- Directed by: Gautam Ghose
- Written by: Kamal Kumar Majumdar (Story)
- Produced by: NFDC
- Starring: Shatrughan Sinha Basanta Choudhury Promode Ganguly Rabi Ghosh Shampa Ghosh
- Cinematography: Goutam Ghose
- Music by: Goutam Ghose
- Release date: 1987;
- Country: India
- Language: Bengali

= Antarjali Jatra =

1987 film

Antarjali Jatra (The Ultimate Journey, অন্তর্জলী যাত্রা), also known as Antarjali Yatra, is a 1987 film directed by Kolkata-based Indian film director Goutam Ghose based on a novel, Mahayatra, by Kamal Kumar Majumdar.
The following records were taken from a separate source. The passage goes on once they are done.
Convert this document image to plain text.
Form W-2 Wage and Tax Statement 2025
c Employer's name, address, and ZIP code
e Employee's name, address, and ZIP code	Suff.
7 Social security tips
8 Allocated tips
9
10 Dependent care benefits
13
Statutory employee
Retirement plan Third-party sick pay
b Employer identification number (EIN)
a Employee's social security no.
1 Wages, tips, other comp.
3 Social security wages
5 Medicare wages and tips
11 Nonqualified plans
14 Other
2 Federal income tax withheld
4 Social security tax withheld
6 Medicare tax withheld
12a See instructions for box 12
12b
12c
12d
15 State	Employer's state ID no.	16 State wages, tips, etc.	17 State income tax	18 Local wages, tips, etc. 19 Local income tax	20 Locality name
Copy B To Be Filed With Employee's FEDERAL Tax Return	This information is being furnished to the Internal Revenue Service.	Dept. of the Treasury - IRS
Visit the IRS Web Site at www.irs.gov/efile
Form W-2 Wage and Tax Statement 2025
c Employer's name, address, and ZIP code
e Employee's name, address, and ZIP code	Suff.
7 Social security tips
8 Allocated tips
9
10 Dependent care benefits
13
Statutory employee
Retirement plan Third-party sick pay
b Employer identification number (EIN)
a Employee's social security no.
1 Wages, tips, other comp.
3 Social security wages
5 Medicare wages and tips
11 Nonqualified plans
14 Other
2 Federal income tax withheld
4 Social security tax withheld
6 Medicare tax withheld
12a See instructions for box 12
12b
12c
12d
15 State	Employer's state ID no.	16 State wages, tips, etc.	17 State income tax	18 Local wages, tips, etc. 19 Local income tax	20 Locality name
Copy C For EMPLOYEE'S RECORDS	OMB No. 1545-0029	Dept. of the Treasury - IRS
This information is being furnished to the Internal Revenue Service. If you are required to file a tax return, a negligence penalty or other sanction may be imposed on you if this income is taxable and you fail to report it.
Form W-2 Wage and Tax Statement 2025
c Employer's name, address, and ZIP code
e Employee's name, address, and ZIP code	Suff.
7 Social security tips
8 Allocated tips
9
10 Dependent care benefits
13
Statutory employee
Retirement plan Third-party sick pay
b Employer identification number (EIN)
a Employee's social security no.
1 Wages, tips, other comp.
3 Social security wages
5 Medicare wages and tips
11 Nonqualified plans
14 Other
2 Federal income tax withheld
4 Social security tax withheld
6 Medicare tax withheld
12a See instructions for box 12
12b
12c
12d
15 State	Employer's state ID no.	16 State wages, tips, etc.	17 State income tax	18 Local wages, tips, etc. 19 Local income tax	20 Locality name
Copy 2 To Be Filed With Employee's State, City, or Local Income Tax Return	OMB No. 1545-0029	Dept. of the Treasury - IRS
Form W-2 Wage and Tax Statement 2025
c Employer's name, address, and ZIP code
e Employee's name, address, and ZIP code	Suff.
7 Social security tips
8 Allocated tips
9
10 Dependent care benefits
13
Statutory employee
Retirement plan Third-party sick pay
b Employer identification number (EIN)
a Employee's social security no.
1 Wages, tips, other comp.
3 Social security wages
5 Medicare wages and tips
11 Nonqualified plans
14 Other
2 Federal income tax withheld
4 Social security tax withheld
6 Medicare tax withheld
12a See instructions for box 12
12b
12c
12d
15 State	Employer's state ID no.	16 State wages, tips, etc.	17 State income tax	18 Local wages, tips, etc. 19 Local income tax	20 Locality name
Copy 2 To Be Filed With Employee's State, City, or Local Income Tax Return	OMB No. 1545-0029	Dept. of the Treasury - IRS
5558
It documents the institution of Kulin Brahmin polygamy in nineteenth-century Bengal.

The film won the National Film Award for Best Feature Film in Bengali in 1988. It was screened in the Un Certain Regard section of the 1988 Cannes Film Festival.

==Plot==
The film opens with Seetaram, a wealthy Kulin Brahmin, being taken to the banks of the Ganges to undergo the Antarjali (death) ritual. According to the family priest, the individual is supposed to die upon coming into contact with the river's sacred waters. However, Seetaram does not die, even after waiting for several days. An astrologer claims that Seetaram will not die alone and that he needs a companion, such as a wife. Seeing an opportunity in Seetaram's situation, an elderly Brahmin tries to find a husband for his daughter Yashobati, as he has no dowry to offer.

Meanwhile, Baiju, a kind-hearted Chandala (a traditionally outcast Hindu caste employed as crematorium workers), tries to persuade Yashobati, a newlywed, to run away with him. He explains that he cannot take part in the sinful act of building a funeral pyre for a newlywed and burning a young widow. He tries to convince her that the glory of Sati is hollow.

==Cast==
- Shatrughan Sinha as Baiju
- Basanta Choudhury as Yashobati's Father
- Promode Ganguly as Seetaram
- Rabi Ghosh as an Astrologer
- Shampa Ghosh as Yashobati
- Mohan Agashe as Vaidya (Physician)

==Awards==

The film won the National Film Award for Best Feature Film in Bengali in 1988.

It was screened in the Un Certain Regard section of the 1988 Cannes Film Festival and the Grand Prix at Tashkent Film Festival 1988.